Even so, Dorian’s impact was already being felt, as Floridians scrapped their Labor Day weekend plans and nervously checked the latest forecasts.

A football game between Florida State and Boise State, scheduled for Saturday evening in Jacksonville, was moved west to Tallahassee and rescheduled for earlier in the day. A Rolling Stones concert in the Miami area that was planned for Saturday night was moved up to Friday, the band announced. And President Trump, who had been planning to travel to Poland for a commemoration of the outbreak of World War II, said Thursday afternoon that he was canceling the trip.

“Our highest priority is the safety and security of the people in the path of the hurricane,” Mr. Trump said.

Forecasting Dorian has been a meteorological struggle for days now. Puerto Rico had been bracing for a direct hit on Wednesday, but the storm skirted the island’s eastern end. It instead hammered St. Thomas in the United States Virgin Islands, where some surprised residents scrambled to install storm shutters in time. Rain kept falling on Puerto Rico on Thursday, leading to some flooding.

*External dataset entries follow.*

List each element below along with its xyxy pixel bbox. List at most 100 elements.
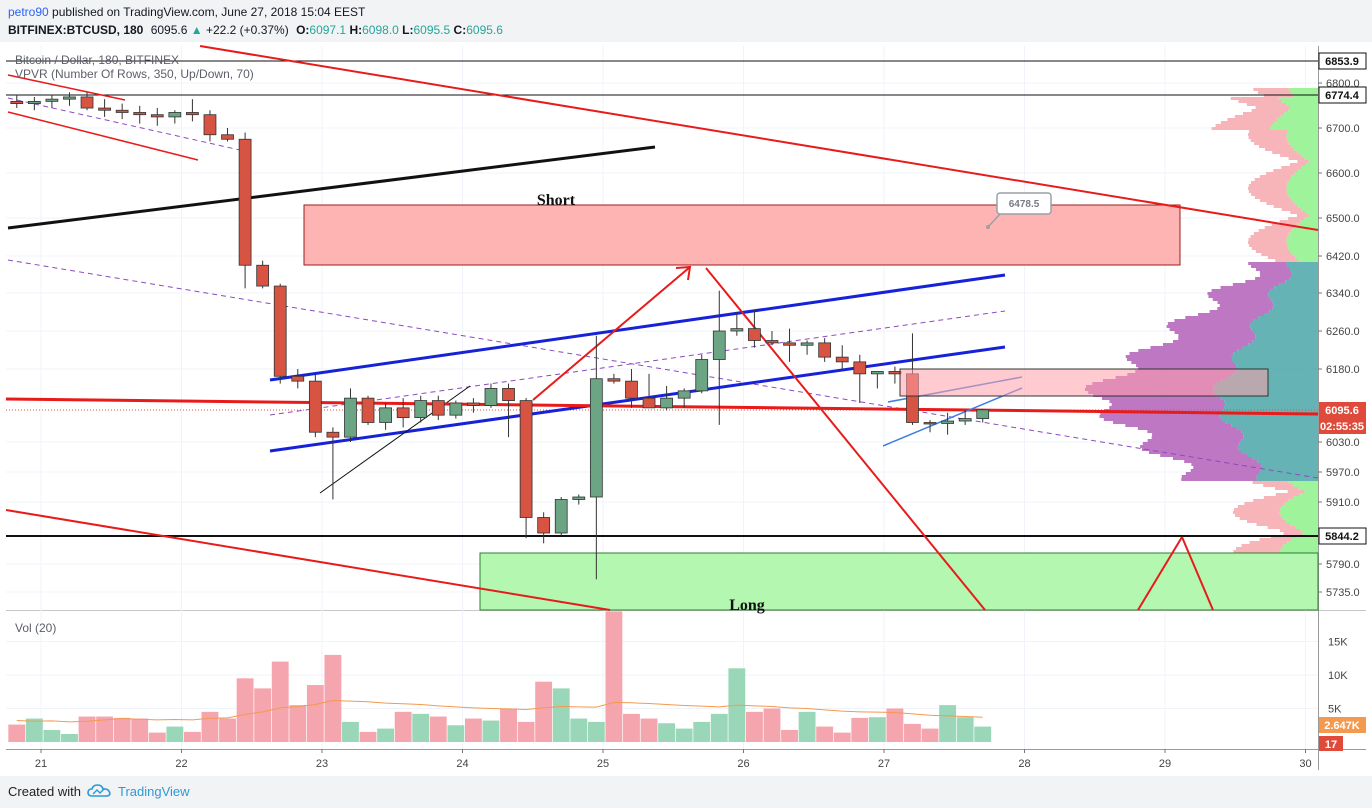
volume-bar[interactable] bbox=[201, 711, 219, 742]
volume-bar[interactable] bbox=[956, 717, 974, 742]
candle[interactable] bbox=[642, 373, 656, 409]
volume-bar[interactable] bbox=[552, 688, 570, 742]
volume-bar[interactable] bbox=[96, 716, 114, 742]
volume-bar[interactable] bbox=[306, 685, 324, 742]
candle[interactable] bbox=[730, 312, 744, 336]
short-zone[interactable] bbox=[303, 204, 1181, 266]
volume-bar[interactable] bbox=[921, 728, 939, 742]
volume-bar[interactable] bbox=[183, 731, 201, 742]
volume-bar[interactable] bbox=[587, 721, 605, 742]
candle[interactable] bbox=[273, 283, 287, 384]
candle[interactable] bbox=[414, 395, 428, 423]
volume-bar[interactable] bbox=[833, 732, 851, 742]
volume-bar[interactable] bbox=[113, 717, 131, 742]
candle[interactable] bbox=[326, 427, 340, 500]
volume-value-tag[interactable]: 2.647K bbox=[1319, 717, 1366, 733]
black-trend-line[interactable] bbox=[7, 145, 656, 230]
red-channel-bottom-line[interactable] bbox=[7, 111, 199, 161]
candle[interactable] bbox=[133, 105, 147, 124]
volume-bar[interactable] bbox=[131, 718, 149, 742]
volume-bar[interactable] bbox=[886, 708, 904, 743]
candle[interactable] bbox=[45, 94, 59, 109]
long-zone[interactable] bbox=[479, 552, 1319, 611]
candle[interactable] bbox=[27, 96, 41, 111]
blue-channel-bottom-line[interactable] bbox=[269, 345, 1006, 453]
candle[interactable] bbox=[941, 412, 954, 435]
volume-bar[interactable] bbox=[429, 716, 447, 742]
candle[interactable] bbox=[572, 494, 586, 505]
price-callout[interactable]: 6478.5 bbox=[986, 192, 1052, 229]
countdown-tag[interactable]: 02:55:35 bbox=[1319, 418, 1366, 434]
volume-bar[interactable] bbox=[974, 726, 992, 742]
candle[interactable] bbox=[256, 260, 270, 289]
candle[interactable] bbox=[748, 309, 761, 348]
volume-bar[interactable] bbox=[464, 718, 482, 742]
price-tag-6853[interactable]: 6853.9 bbox=[1318, 52, 1367, 70]
candle[interactable] bbox=[344, 388, 357, 442]
candle[interactable] bbox=[203, 110, 217, 142]
candle[interactable] bbox=[291, 369, 305, 389]
candle[interactable] bbox=[537, 512, 551, 544]
volume-bar[interactable] bbox=[394, 711, 412, 742]
red-channel-top-line[interactable] bbox=[7, 74, 126, 101]
candle[interactable] bbox=[853, 354, 867, 404]
candle[interactable] bbox=[467, 398, 480, 413]
candle[interactable] bbox=[589, 335, 603, 580]
candle[interactable] bbox=[695, 354, 709, 394]
volume-bar[interactable] bbox=[148, 732, 166, 742]
candle[interactable] bbox=[63, 92, 76, 106]
candle[interactable] bbox=[783, 328, 796, 362]
candle[interactable] bbox=[221, 128, 234, 142]
candle[interactable] bbox=[186, 99, 199, 122]
candle[interactable] bbox=[98, 99, 111, 117]
tradingview-brand-link[interactable]: TradingView bbox=[118, 784, 190, 799]
candle[interactable] bbox=[660, 386, 673, 411]
candle[interactable] bbox=[150, 108, 164, 126]
blue-wedge-bottom-line[interactable] bbox=[882, 387, 1023, 447]
candle[interactable] bbox=[870, 371, 884, 389]
candle[interactable] bbox=[10, 94, 24, 109]
volume-bar[interactable] bbox=[342, 721, 359, 742]
candle[interactable] bbox=[765, 331, 779, 346]
volume-bar[interactable] bbox=[359, 731, 377, 742]
candle[interactable] bbox=[361, 395, 375, 425]
volume-bar[interactable] bbox=[254, 688, 272, 742]
volume-legend[interactable]: Vol (20) bbox=[15, 621, 57, 635]
volume-bar[interactable] bbox=[675, 728, 693, 742]
red-v-left-line[interactable] bbox=[1137, 536, 1183, 611]
volume-bar[interactable] bbox=[324, 654, 342, 742]
volume-bar[interactable] bbox=[710, 713, 728, 742]
red-arrow-up-line[interactable] bbox=[532, 266, 691, 401]
price-tag-5844[interactable]: 5844.2 bbox=[1318, 527, 1367, 545]
candle[interactable] bbox=[519, 398, 533, 539]
candle[interactable] bbox=[625, 369, 638, 408]
candle[interactable] bbox=[238, 132, 252, 289]
blue-channel-top-line[interactable] bbox=[269, 273, 1006, 382]
volume-bar[interactable] bbox=[412, 713, 430, 742]
series-title[interactable]: Bitcoin / Dollar, 180, BITFINEX bbox=[15, 53, 180, 67]
candle[interactable] bbox=[396, 398, 410, 428]
callout-box[interactable] bbox=[996, 192, 1052, 215]
candle[interactable] bbox=[168, 110, 182, 124]
volume-bar[interactable] bbox=[640, 718, 658, 742]
volume-bar[interactable] bbox=[289, 705, 307, 742]
volume-bar[interactable] bbox=[8, 724, 26, 742]
volume-bar[interactable] bbox=[25, 718, 43, 742]
volume-bar[interactable] bbox=[78, 716, 96, 742]
price-tag-6774[interactable]: 6774.4 bbox=[1318, 86, 1367, 104]
candle[interactable] bbox=[484, 383, 498, 408]
vpvr-legend[interactable]: VPVR (Number Of Rows, 350, Up/Down, 70) bbox=[15, 67, 254, 81]
volume-count-tag[interactable]: 17 bbox=[1319, 736, 1343, 751]
candle[interactable] bbox=[800, 340, 814, 355]
volume-bar[interactable] bbox=[570, 718, 588, 742]
candle[interactable] bbox=[958, 410, 972, 425]
volume-bar[interactable] bbox=[166, 726, 184, 742]
red-resistance-line[interactable] bbox=[199, 45, 1319, 231]
volume-bar[interactable] bbox=[868, 717, 886, 742]
price-chart[interactable]: Short Long 6478.5 6800.06700.06600.06500… bbox=[0, 0, 1372, 776]
volume-bar[interactable] bbox=[43, 729, 61, 742]
volume-bar[interactable] bbox=[535, 681, 553, 742]
main-pane[interactable] bbox=[6, 46, 1318, 610]
volume-bar[interactable] bbox=[851, 717, 869, 742]
candle[interactable] bbox=[115, 103, 129, 120]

Before the storm reached St. Thomas, the National Weather Service was predicting that it would eventually strengthen to Category 2 by the time it reached Florida. By Thursday morning, the agency was talking about Category 4, and a possible landfall as far up the coast as southeastern Georgia, though Florida still seemed likeliest.

“These storms, they’re just very sensitive to small changes,” said Brian McNoldy, a hurricane researcher at the University of Miami.

[What do storm categories mean? Here’s what you need to know.]

Some forecast models suggested a direct blow to Central Florida on Monday. Others foresaw the storm veering to the north or the south. At least one projection suggested that Dorian could stall just off the Florida coast, delaying landfall past Monday.

“It all depends on this dance of the pressure systems around the storm,” said Hugh Willoughby, a meteorologist at Florida International University in Miami. He said he expected “a major hurricane landfall somewhere between where I’m sitting and the Georgia border,” almost 400 miles to the north.

Because of the uncertainty about where the storm would hit, Gov. Ron DeSantis extended an emergency declaration to all 67 Florida counties, as preparations continued up and down the Atlantic coast. In Daytona Beach, city crews cleared storm drains and reduced the water levels in retention ponds to make more room for rain runoff. At Port Canaveral, boat captains were warned not to wait too long to enter sheltered waters. And in Brevard County, east of Orlando, jail inmates filled sandbags for residents.

Closings and cancellations were already being announced. The University of Central Florida, in Orlando, said it would close from Friday evening through at least Tuesday. At Bethune-Cookman University in Daytona Beach, a mandatory campus evacuation was set to take effect on Friday, with classes called off until further notice. Vero Beach officials announced that the city’s parks and beaches would soon close.

But even as officials urged action, they said it was too soon to panic.

“If you have very difficult-to-assemble shutters,” said Mayor Carlos A. Gimenez of Miami-Dade County, “maybe it’s time to start putting a couple of them up. Don’t put them all up yet.”

At an Exxon station in Melbourne, though, public concern was evident. All day, vehicles were lined up bumper to bumper waiting to fill up. The station sold more gasoline in four hours on Thursday than it had all day Tuesday, said Ashli Presnell, an employee who described the scene as “an absolute madhouse.”

“I’ve never seen it this bad,” Ms. Presnell said. “You would think the world is ending right now.”